But that does not mean that theories of history are useless. And arguably, Marxism is a classic example in this case too. Material forces and class conflicts can’t explain all of history, but they do explain some of history. Chris Wickham’s magisterial Framing the Early Middle Ages: Europe and the Mediterranean, 400-800 suffers from its excessive materialist and economistic thesis, but it also benefits from this perspective, because it captures part of the answer.
Moderation in all things, and due consideration to the importance of viewpoints in coloring perceptions, are the keys to comprehension in my opinion..

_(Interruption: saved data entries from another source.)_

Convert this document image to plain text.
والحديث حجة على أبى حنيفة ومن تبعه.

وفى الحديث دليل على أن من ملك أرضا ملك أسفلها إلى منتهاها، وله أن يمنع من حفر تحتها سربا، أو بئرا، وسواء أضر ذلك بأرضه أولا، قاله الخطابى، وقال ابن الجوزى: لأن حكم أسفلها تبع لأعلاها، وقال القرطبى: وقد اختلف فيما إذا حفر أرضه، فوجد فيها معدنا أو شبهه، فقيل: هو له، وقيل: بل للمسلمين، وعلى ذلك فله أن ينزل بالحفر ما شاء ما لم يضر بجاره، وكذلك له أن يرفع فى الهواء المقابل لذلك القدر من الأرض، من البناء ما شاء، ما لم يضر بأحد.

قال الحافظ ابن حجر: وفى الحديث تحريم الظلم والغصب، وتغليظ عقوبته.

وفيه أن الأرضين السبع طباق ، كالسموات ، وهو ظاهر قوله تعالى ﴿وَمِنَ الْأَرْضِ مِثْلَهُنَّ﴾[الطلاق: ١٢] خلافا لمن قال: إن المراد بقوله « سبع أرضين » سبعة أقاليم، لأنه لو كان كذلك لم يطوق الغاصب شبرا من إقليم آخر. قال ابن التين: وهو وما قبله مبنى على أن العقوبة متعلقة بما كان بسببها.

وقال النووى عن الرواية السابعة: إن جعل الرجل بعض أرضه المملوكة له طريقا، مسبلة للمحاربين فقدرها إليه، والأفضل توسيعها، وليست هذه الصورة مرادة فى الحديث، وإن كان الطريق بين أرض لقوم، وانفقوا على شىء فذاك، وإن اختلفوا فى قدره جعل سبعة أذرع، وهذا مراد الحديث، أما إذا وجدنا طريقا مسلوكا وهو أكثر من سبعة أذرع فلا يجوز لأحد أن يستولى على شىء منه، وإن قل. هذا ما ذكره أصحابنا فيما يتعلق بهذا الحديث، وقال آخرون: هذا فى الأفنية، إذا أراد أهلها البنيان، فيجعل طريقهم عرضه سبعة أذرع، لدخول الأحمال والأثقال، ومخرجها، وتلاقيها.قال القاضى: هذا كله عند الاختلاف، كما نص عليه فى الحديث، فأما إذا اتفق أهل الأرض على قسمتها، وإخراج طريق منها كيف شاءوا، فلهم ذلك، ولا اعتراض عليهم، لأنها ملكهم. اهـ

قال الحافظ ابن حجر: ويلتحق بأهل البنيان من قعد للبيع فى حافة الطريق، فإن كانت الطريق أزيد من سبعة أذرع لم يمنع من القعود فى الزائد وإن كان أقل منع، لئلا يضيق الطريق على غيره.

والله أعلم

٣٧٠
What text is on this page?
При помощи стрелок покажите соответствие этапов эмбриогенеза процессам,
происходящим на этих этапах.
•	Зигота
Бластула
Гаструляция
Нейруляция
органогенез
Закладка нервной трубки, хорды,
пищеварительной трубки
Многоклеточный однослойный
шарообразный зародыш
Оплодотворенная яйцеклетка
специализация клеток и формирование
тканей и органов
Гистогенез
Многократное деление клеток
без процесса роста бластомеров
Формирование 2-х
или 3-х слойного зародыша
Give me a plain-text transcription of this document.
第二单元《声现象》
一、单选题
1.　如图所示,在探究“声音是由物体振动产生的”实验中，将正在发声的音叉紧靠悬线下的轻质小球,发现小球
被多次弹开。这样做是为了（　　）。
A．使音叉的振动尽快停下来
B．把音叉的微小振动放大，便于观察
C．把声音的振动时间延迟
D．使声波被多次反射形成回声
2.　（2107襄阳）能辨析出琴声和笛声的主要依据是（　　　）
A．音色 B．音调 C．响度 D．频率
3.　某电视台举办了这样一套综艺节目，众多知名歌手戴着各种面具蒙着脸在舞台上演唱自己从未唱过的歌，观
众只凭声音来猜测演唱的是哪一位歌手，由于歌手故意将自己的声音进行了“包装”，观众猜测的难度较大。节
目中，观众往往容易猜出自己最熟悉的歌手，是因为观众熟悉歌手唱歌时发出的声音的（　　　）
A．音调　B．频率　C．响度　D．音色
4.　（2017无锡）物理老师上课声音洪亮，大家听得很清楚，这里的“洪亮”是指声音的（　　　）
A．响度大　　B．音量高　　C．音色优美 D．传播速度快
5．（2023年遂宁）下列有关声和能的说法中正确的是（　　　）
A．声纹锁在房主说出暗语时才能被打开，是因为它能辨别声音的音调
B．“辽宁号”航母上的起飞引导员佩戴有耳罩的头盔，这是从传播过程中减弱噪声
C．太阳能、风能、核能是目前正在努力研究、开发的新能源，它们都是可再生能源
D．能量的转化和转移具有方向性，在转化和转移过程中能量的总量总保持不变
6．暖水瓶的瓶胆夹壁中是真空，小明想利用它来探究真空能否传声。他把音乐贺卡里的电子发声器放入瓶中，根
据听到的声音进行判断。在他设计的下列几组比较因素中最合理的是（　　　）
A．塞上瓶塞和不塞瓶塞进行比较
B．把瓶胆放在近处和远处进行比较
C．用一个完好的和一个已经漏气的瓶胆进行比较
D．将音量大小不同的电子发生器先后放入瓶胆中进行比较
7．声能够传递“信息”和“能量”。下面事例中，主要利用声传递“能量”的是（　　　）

Today in some quarters it is fashionable to reduce all of history to the interplay between white supremacy and nonwhite peoples, who are depicted implicitly as nearly supine “noble savages,” existing in an Edenic state of nature before the intrusion of European peoples. This is a silly viewpoint from a scholarly perspective, and some of the ideological implications are ones which I object to most strongly.

Recently, Colin Woodward’s American Nations: A History of the Eleven Rival Regional Cultures of North America is the best example of this sort of work, which attempts to trace the historical dark matter the skeleton beneath the flesh. A more scholarly and narrow treatment can be found in David Hackett Fisher’s expansive Albion’s Seed: Four British Folkways in America. Finally, perhaps the most underrated and overlooked offering in this genre is Kevin Phillips’ The Cousins’ Wars: Religion, Politics, Civil Warfare, And The Triumph Of Anglo-America.

If an understanding of population genetics allows one to decompose evolution and broadly biological phenomena into tractable analytic units, so an understanding of the elementary units of American culture, and their historical antecedents, shines a whole new light upon contemporary developments.